The move to Metaspace was necessary since the PermGen was really hard to tune. One problem was that its size was limited based on -XX:MaxPermSize. This had to be set on the command line before starting the JVM or it would default to 64 MB (85 MB for 64-bit scaled pointers). Sizing depended on a lot of factors, such as the total number of classes, the size of the constant pools, size of methods, etc., and was notoriously difficult. By contrast, the class metadata is now allocated out of native memory, which means that the max available space is the total available system memory.
The collection of the permanent generation was tied to the collection of the old generation, so whenever either was full, both the permanent
generation and the old generation would be collected.

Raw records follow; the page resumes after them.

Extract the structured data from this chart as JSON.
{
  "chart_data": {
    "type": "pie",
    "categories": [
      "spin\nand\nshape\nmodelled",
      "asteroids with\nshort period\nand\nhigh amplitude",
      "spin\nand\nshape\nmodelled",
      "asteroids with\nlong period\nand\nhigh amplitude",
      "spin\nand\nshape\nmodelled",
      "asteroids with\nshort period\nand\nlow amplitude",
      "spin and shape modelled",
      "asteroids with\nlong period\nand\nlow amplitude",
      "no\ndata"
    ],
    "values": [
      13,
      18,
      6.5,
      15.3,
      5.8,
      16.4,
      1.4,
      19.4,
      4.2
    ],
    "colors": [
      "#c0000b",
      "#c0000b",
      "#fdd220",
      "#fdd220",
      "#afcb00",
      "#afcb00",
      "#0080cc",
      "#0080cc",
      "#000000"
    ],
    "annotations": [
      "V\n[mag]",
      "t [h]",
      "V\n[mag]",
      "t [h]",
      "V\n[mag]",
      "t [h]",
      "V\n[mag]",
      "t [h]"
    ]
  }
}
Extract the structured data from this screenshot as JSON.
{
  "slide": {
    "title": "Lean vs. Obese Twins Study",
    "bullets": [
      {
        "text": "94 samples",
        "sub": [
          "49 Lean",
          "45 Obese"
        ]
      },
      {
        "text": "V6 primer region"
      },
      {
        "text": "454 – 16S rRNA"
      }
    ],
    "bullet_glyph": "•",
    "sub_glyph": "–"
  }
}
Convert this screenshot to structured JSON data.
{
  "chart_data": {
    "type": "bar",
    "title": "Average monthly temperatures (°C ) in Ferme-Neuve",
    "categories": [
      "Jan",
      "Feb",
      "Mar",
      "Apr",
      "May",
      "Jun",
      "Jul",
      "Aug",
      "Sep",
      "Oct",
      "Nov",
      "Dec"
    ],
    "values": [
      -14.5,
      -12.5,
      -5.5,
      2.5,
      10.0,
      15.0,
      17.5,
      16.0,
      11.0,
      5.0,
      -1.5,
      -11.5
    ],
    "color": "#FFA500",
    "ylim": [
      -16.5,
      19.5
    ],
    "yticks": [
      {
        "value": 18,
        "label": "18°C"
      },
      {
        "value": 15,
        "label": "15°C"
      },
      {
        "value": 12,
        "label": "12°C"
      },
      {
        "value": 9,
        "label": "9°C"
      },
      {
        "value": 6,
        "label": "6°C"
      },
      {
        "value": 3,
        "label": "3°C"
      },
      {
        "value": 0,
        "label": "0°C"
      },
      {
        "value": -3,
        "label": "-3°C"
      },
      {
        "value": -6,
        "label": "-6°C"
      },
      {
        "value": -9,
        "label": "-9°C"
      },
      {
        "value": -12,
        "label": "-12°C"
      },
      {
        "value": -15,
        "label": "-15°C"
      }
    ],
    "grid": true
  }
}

If the class’s metadata size was beyond the bounds of -XX:MaxPermSize, your application ran out of memory. There was a possibility that the metadata could move with every full garbage collection.
From an implementation standpoint, each garbage collector in HotSpot needed specialised code for dealing with metadata in the PermGen. Writing for InfoQ, Monica Beckwith1 pointed out that “detaching metadata from PermGen not only allows the seamless management of Metaspace, but also allows for improvements such as simplification of full garbage collections and future concurrent deallocation of class metadata.” Most other commercial collectors also treat all long-living objects as tenured.